Schulfragen und Diffamierung

Schulfragen und Diffamierung

Der Vorstand des DFDR trat am Freitag, den 21. September 2018, zu einer ordentlichen Sitzung zusammen. Die Tagung wurde vom Vorsitzenden Dr. Paul-Jürgen Porr geleitet, bei ihr waren Vertreter aller fünf Regionalforen sowie der DFDR-Abgeordnete Ovidiu Ganþ, Unterstaatssekretärin im Departement für interethnische Beziehungen Christiane Cosmatu und Hermannstadts Bürgermeisterin Astrid Fodor zugegen. Zu Beginn der Sitzung bat Dr. Porr die Anwesenden, sich zu einer Gedenkminute für den kürzlich verstorbenen Ehrenvorsitzenden Prof. Dr. Paul Philippi zu erheben. Vorgestellt wurde die neue Kulturreferentin des DFDR Doris Köber.

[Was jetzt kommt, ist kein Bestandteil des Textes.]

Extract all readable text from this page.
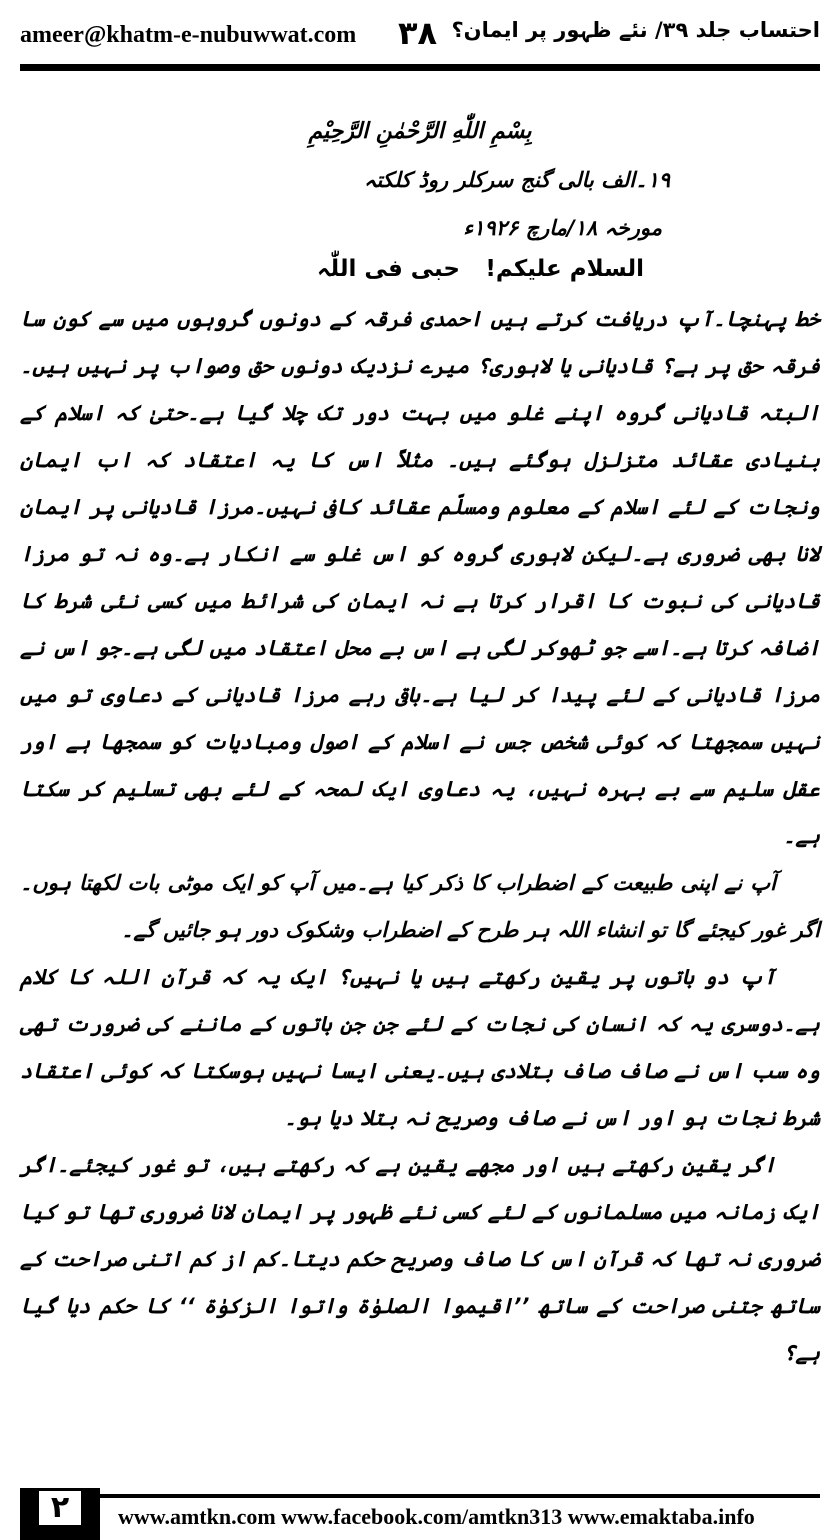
ameer@khatm-e-nubuwwat.com ۳۸ احتساب جلد ۳۹/ نئے ظہور پر ایمان؟
بِسْمِ اللّٰهِ الرَّحْمٰنِ الرَّحِيْمِ
۱۹۔الف بالی گنج سرکلر روڈ کلکتہ
مورخہ ۱۸/مارچ ۱۹۲۶ء
حبی فی اللّٰہ السلام علیکم!

خط پہنچا۔آپ دریافت کرتے ہیں احمدی فرقہ کے دونوں گروہوں میں سے کون سا فرقہ حق پر ہے؟ قادیانی یا لاہوری؟ میرے نزدیک دونوں حق وصواب پر نہیں ہیں۔البتہ قادیانی گروہ اپنے غلو میں بہت دور تک چلا گیا ہے۔حتیٰ کہ اسلام کے بنیادی عقائد متزلزل ہوگئے ہیں۔ مثلاً اس کا یہ اعتقاد کہ اب ایمان ونجات کے لئے اسلام کے معلوم ومسلّم عقائد کافی نہیں۔مرزا قادیانی پر ایمان لانا بھی ضروری ہے۔لیکن لاہوری گروہ کو اس غلو سے انکار ہے۔وہ نہ تو مرزا قادیانی کی نبوت کا اقرار کرتا ہے نہ ایمان کی شرائط میں کسی نئی شرط کا اضافہ کرتا ہے۔اسے جو ٹھوکر لگی ہے اس بے محل اعتقاد میں لگی ہے۔جو اس نے مرزا قادیانی کے لئے پیدا کر لیا ہے۔باقی رہے مرزا قادیانی کے دعاوی تو میں نہیں سمجھتا کہ کوئی شخص جس نے اسلام کے اصول ومبادیات کو سمجھا ہے اور عقل سلیم سے بے بہرہ نہیں، یہ دعاوی ایک لمحہ کے لئے بھی تسلیم کر سکتا ہے۔

آپ نے اپنی طبیعت کے اضطراب کا ذکر کیا ہے۔میں آپ کو ایک موٹی بات لکھتا ہوں۔اگر غور کیجئے گا تو انشاء اللہ ہر طرح کے اضطراب وشکوک دور ہو جائیں گے۔

آپ دو باتوں پر یقین رکھتے ہیں یا نہیں؟ ایک یہ کہ قرآن اللہ کا کلام ہے۔دوسری یہ کہ انسان کی نجات کے لئے جن جن باتوں کے ماننے کی ضرورت تھی وہ سب اس نے صاف صاف بتلادی ہیں۔یعنی ایسا نہیں ہوسکتا کہ کوئی اعتقاد شرط نجات ہو اور اس نے صاف وصریح نہ بتلا دیا ہو۔

اگر یقین رکھتے ہیں اور مجھے یقین ہے کہ رکھتے ہیں، تو غور کیجئے۔اگر ایک زمانہ میں مسلمانوں کے لئے کسی نئے ظہور پر ایمان لانا ضروری تھا تو کیا ضروری نہ تھا کہ قرآن اس کا صاف وصریح حکم دیتا۔کم از کم اتنی صراحت کے ساتھ جتنی صراحت کے ساتھ ’’اقیموا الصلوٰۃ واتوا الزکوٰۃ ‘‘ کا حکم دیا گیا ہے؟

۲	www.amtkn.com www.facebook.com/amtkn313 www.emaktaba.info
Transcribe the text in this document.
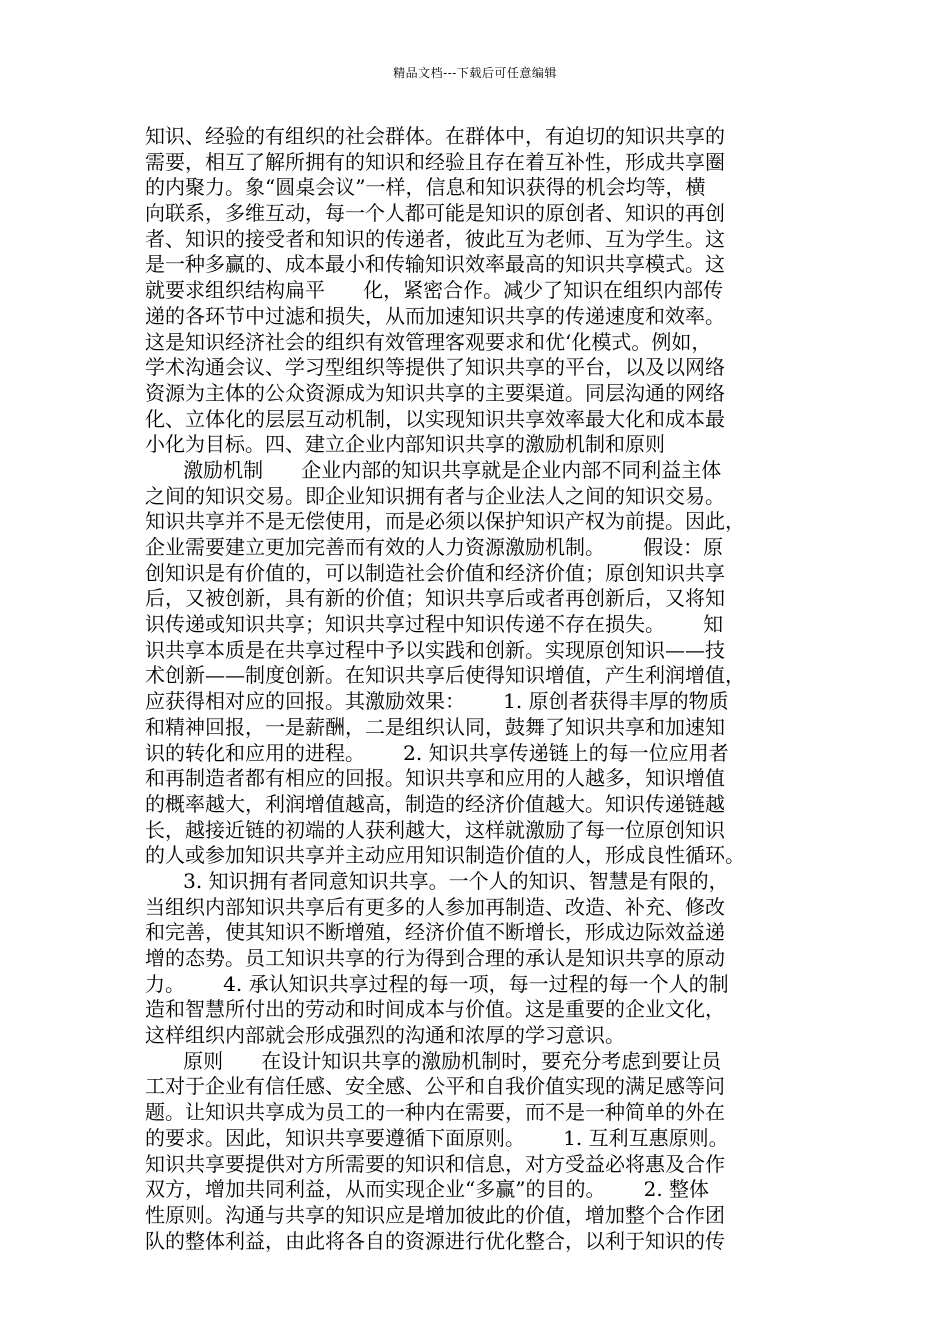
精品文档---下载后可任意编辑
知识、经验的有组织的社会群体。在群体中，有迫切的知识共享的
需要，相互了解所拥有的知识和经验且存在着互补性，形成共享圈
的内聚力。象“圆桌会议”一样，信息和知识获得的机会均等，横
向联系，多维互动，每一个人都可能是知识的原创者、知识的再创
者、知识的接受者和知识的传递者，彼此互为老师、互为学生。这
是一种多赢的、成本最小和传输知识效率最高的知识共享模式。这
就要求组织结构扁平      化，紧密合作。减少了知识在组织内部传
递的各环节中过滤和损失，从而加速知识共享的传递速度和效率。
这是知识经济社会的组织有效管理客观要求和优‘化模式。例如，
学术沟通会议、学习型组织等提供了知识共享的平台，以及以网络
资源为主体的公众资源成为知识共享的主要渠道。同层沟通的网络
化、立体化的层层互动机制，以实现知识共享效率最大化和成本最
小化为目标。四、建立企业内部知识共享的激励机制和原则
激励机制      企业内部的知识共享就是企业内部不同利益主体
之间的知识交易。即企业知识拥有者与企业法人之间的知识交易。
知识共享并不是无偿使用，而是必须以保护知识产权为前提。因此，
企业需要建立更加完善而有效的人力资源激励机制。      假设：原
创知识是有价值的，可以制造社会价值和经济价值；原创知识共享
后，又被创新，具有新的价值；知识共享后或者再创新后，又将知
识传递或知识共享；知识共享过程中知识传递不存在损失。      知
识共享本质是在共享过程中予以实践和创新。实现原创知识——技
术创新——制度创新。在知识共享后使得知识增值，产生利润增值，
应获得相对应的回报。其激励效果：      1. 原创者获得丰厚的物质
和精神回报，一是薪酬，二是组织认同，鼓舞了知识共享和加速知
识的转化和应用的进程。      2. 知识共享传递链上的每一位应用者
和再制造者都有相应的回报。知识共享和应用的人越多，知识增值
的概率越大，利润增值越高，制造的经济价值越大。知识传递链越
长，越接近链的初端的人获利越大，这样就激励了每一位原创知识
的人或参加知识共享并主动应用知识制造价值的人，形成良性循环。
3. 知识拥有者同意知识共享。一个人的知识、智慧是有限的，
当组织内部知识共享后有更多的人参加再制造、改造、补充、修改
和完善，使其知识不断增殖，经济价值不断增长，形成边际效益递
增的态势。员工知识共享的行为得到合理的承认是知识共享的原动
力。      4. 承认知识共享过程的每一项，每一过程的每一个人的制
造和智慧所付出的劳动和时间成本与价值。这是重要的企业文化，
这样组织内部就会形成强烈的沟通和浓厚的学习意识。
原则      在设计知识共享的激励机制时，要充分考虑到要让员
工对于企业有信任感、安全感、公平和自我价值实现的满足感等问
题。让知识共享成为员工的一种内在需要，而不是一种简单的外在
的要求。因此，知识共享要遵循下面原则。      1. 互利互惠原则。
知识共享要提供对方所需要的知识和信息，对方受益必将惠及合作
双方，增加共同利益，从而实现企业“多赢”的目的。      2. 整体
性原则。沟通与共享的知识应是增加彼此的价值，增加整个合作团
队的整体利益，由此将各自的资源进行优化整合，以利于知识的传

Die Tagesordnung hatte fünf Punkte vorgesehen, zu denen ein weiterer und zwar ein Kurzbericht von Dr. Alexandru Szepessi, Direktor im Bildungsministerium und für den Unterricht in deutscher Sprache zuständig, hinzukam. Nach der Beglaubigung des Protokolls der Vorstandssitzung vom 15. Juni erfolgte eine politischen Rundschau, in deren Rahmen zunächt Dr. Porr über das zusammen mit dem DFDR-Abgeordneten Ganþ gehabte Gespräch mit Bundesaussenminister Heiko Maas informierte, Thema, auf das dann auch MdP Ganþ einging. Bei dem Treffen ist vorrangig über die gegen die deutsche Minderheit geführte Verleumdungskampagne gesprochen worden. Berichtet hat der Vorsitzende ferner über die am Vormittag stattgefundene Jahresplanungskonferenz über die Vergabe der Fördermittel, die der deutschen Minderheit in Rumänien im Jahr 2019 aus dem Bundeshaushalt zur Verfügung stehen werden. Er teilte mit, dass die Fördermittel in gleicher Höhe bleiben werden wie für dieses Jahr und man hoffe, die von den beiden Altenheimen zusätzlich beantragten Mittel zu erhalten.
Der DFDR-Abgeordnete informierte, dass er in der Sondersitzung des Parlamentes im Juli gegen die Novellierung des Strafgesetzes gestimmt hat. In seinem Bericht ging er sodann auf die unternommenen Schritte in der Problematik der Verleumdungskampagne, aber auch auf den Eilerlass, auf Grund dessen der Rumänisch-Unterricht in den Grundschulklassen nur mehr von Rumänisch-Fachlehrern gegeben werden darf, ein. Ferner informierte er über die Gespräche mit deutschen Politikern und der österreichischen Botschafterin.
Der Diffamierungskampagne des DFDR war ein separater Tagesordnungspunkt gewidmet. Geschäftsführer Benjamin Jozsa berichtete über den Stand der vom DFDR geführten Prozesse. Beschlossen hat der Vorstand, auch gegen den ehemaligen Bildungsminister Liviu Pop und Darius Vâlcov, den Berater der Premierministerin, gerichtlich vorzugehen.
In einem 5-Punkte-Bericht stellte Dr. Szepessi den Ist-Zustand des deutschen Schulwesens dar und sprach dabei eine Reihe Sorge bereitende Probleme an. Martin Bottesch legte die Situation der Schulbuchübersetzungen sowie die Lage bei deren Erarbeitung dar. Beschlossen hat der Vorstand das Zahlen von 2,50 Lei/Seite an die Überprüfer von Schulbuchübersetzungen aus dem Schulbuchfonds des DFDR.
Einstimmig angenommen wurde die Haushaltsumschichtung und Geschäftsführer Jozsa informierte über eine Reihe anderer verwaltungstechnischer Fragen. Diskutiert wurde über eine mögliche Beteiligung des DFDR an der neuen Initiative der USR „Neue Menschen in der Politik“ und der Volksbefragung zur Familie. Die Vorstandsmitglieder sprachen sich dafür aus, sich als Verein nicht an der Initiative zu beteiligen und über die Teilnahme an der Volksbefragung aufzuklären. Diskutiert wurde über die Anfrage von Radio Romania, ob Interesse bestehe an einer aus Kronstadt für Südsiebenbürgen ausgestrahlte deutsche Radiosendung, für die aber auch Redakteure gestellt werden müssen.
Die nächste Vorstandssitzung mit anschließender Vertreterversammlung findet am 22. November in Temeswar statt.